Changes jolting the global auto industry could hit Kansas City sooner than we think — with devastating impact on the region’s economy.
If you wonder how such forces could impact us, look no further than KCAP, Ford Motor Company’s Kansas City Assembly Plant in Claycomo, which is the largest manufacturing site in the region. Then ponder General Motors’ December announcement of plant closings in Ohio and Michigan.
In the auto business, nothing is ever certain.
New automobile options are reducing consumer automobile demand. Growing product segments such as self-driving and electric vehicles may require automakers to make costly changes to their plants.
The auto industry is the largest exporter from the U.S., but trade tensions could change that.
It’s tempting to think that KCAP is safe from these forces.

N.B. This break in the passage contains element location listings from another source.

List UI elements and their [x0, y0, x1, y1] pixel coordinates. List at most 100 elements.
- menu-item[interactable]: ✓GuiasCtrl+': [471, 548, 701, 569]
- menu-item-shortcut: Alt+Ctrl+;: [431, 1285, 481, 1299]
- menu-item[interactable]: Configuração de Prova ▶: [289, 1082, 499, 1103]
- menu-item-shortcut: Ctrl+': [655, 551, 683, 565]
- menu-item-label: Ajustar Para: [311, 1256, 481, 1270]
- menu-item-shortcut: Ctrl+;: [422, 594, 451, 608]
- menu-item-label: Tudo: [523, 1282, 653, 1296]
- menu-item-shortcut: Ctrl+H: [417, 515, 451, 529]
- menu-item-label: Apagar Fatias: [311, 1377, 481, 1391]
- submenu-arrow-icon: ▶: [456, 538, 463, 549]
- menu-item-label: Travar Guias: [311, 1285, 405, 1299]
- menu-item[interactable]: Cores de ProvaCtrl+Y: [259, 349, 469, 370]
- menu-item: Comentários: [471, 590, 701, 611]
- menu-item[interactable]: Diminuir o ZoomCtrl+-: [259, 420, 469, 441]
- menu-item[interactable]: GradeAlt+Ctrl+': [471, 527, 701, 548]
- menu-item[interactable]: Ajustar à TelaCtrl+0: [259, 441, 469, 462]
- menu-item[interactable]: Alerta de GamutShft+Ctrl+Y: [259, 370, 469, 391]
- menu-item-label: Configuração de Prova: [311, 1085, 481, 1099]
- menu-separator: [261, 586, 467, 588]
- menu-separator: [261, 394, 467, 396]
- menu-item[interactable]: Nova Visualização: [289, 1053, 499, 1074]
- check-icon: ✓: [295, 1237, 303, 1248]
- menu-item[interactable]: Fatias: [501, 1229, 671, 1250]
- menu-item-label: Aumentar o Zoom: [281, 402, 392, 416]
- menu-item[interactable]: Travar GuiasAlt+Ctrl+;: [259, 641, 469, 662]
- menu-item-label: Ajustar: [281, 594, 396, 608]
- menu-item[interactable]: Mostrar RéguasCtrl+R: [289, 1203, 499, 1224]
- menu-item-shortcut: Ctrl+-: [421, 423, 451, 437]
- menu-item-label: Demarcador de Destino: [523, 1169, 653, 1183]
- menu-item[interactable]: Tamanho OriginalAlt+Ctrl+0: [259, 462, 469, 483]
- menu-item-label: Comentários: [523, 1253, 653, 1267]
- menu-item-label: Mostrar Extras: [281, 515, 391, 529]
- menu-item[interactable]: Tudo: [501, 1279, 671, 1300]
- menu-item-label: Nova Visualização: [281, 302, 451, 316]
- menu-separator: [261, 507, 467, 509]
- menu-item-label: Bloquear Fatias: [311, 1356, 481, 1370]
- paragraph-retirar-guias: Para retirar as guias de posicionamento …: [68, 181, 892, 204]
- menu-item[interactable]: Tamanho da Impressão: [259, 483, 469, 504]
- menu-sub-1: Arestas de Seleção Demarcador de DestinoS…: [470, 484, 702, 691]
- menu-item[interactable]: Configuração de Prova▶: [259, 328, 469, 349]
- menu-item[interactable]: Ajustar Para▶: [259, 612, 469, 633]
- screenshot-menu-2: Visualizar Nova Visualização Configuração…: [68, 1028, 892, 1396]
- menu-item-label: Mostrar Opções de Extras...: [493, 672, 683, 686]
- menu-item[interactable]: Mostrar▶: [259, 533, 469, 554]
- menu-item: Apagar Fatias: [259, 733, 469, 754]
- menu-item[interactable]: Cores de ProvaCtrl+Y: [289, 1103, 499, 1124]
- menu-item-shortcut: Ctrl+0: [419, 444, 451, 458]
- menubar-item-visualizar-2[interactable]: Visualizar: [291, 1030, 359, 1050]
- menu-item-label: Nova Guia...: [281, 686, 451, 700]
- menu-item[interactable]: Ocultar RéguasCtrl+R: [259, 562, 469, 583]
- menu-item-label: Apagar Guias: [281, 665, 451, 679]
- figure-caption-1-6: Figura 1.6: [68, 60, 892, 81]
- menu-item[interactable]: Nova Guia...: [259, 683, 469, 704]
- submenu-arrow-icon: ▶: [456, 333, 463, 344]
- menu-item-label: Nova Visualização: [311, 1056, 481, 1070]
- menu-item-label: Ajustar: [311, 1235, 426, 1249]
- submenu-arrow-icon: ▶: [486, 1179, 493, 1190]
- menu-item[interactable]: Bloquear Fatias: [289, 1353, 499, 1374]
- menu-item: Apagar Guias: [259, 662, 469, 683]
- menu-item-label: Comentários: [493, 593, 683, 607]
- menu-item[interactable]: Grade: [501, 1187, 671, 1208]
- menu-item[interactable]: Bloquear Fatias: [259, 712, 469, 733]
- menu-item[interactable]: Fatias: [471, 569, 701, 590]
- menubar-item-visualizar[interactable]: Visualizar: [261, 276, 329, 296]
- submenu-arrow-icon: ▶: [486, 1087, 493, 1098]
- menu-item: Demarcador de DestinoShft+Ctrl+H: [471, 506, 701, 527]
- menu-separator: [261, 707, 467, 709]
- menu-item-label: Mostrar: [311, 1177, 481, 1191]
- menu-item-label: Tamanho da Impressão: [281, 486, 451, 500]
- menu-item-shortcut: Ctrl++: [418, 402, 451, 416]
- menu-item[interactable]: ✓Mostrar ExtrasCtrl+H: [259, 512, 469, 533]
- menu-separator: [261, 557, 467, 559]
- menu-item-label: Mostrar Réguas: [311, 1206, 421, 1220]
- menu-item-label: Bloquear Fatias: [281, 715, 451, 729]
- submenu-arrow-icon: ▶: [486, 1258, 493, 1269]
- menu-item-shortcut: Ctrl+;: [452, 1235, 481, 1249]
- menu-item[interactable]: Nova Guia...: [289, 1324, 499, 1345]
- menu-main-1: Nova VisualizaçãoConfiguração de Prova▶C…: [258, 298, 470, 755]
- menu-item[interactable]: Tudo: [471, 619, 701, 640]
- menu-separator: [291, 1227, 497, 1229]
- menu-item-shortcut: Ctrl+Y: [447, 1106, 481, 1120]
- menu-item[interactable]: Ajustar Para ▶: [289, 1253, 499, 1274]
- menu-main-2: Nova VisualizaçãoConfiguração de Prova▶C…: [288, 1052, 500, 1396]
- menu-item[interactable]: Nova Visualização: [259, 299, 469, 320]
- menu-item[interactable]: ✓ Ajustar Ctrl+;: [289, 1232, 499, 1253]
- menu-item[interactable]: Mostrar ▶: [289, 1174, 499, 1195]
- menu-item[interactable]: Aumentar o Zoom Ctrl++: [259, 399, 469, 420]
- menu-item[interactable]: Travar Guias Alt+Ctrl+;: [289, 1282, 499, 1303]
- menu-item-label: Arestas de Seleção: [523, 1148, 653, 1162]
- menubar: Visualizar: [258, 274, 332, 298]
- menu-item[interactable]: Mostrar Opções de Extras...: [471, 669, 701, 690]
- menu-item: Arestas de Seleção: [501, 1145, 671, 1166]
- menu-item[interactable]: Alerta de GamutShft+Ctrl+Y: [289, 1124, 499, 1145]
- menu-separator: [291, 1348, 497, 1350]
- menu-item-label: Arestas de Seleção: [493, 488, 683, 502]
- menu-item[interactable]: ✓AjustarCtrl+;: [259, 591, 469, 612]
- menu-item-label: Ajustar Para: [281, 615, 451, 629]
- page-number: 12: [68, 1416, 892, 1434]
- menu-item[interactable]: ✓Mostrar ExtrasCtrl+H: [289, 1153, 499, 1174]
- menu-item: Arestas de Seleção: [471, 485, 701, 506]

After all, it produces two historically well-selling vehicles
But the plant still affected by those factors, and uses large amounts of metal, which are affected by recent tariffs.
Last year, Ford put 2,000 KCAP workers on temporary layoff because of slower Transit sales.
President and CEO of Associated Industries of Missouri Ray McCarty had this to say in regard to the plant:
“As one of the co-chairs of the Ford 2020 Task Force that helped pass the incentives and the leader of the state’s foremost manufacturing advocate, it is essential that the hard fought victory to make the Claycomo plant relevant is not lost. Suppliers and workers that depend on the Claycomo plant need to remember that the victory we won by convincing legislators to embrace incentives for retaining jobs. making investments in new products and benefiting suppliers was groundbreaking at the time. The Missouri Senate had closed the door on nearly all incentives and Gov. Nixon wasn’t that thrilled about helping initially either. But Associated Industries of Missouri joined forces with union leaders (not always on the same page) and workforce developers and we convinced them to put aside their doubt and embrace Claycomo incentives. The results, as noted in this article, have been phenomenal. Not only were the jobs at the time saved, the plant has grown to be one of the most important in the Ford system. Leaders should learn from this experience – properly used incentives can produce results. We thank the leadership at Ford for not giving up and leading the fight to save those jobs.”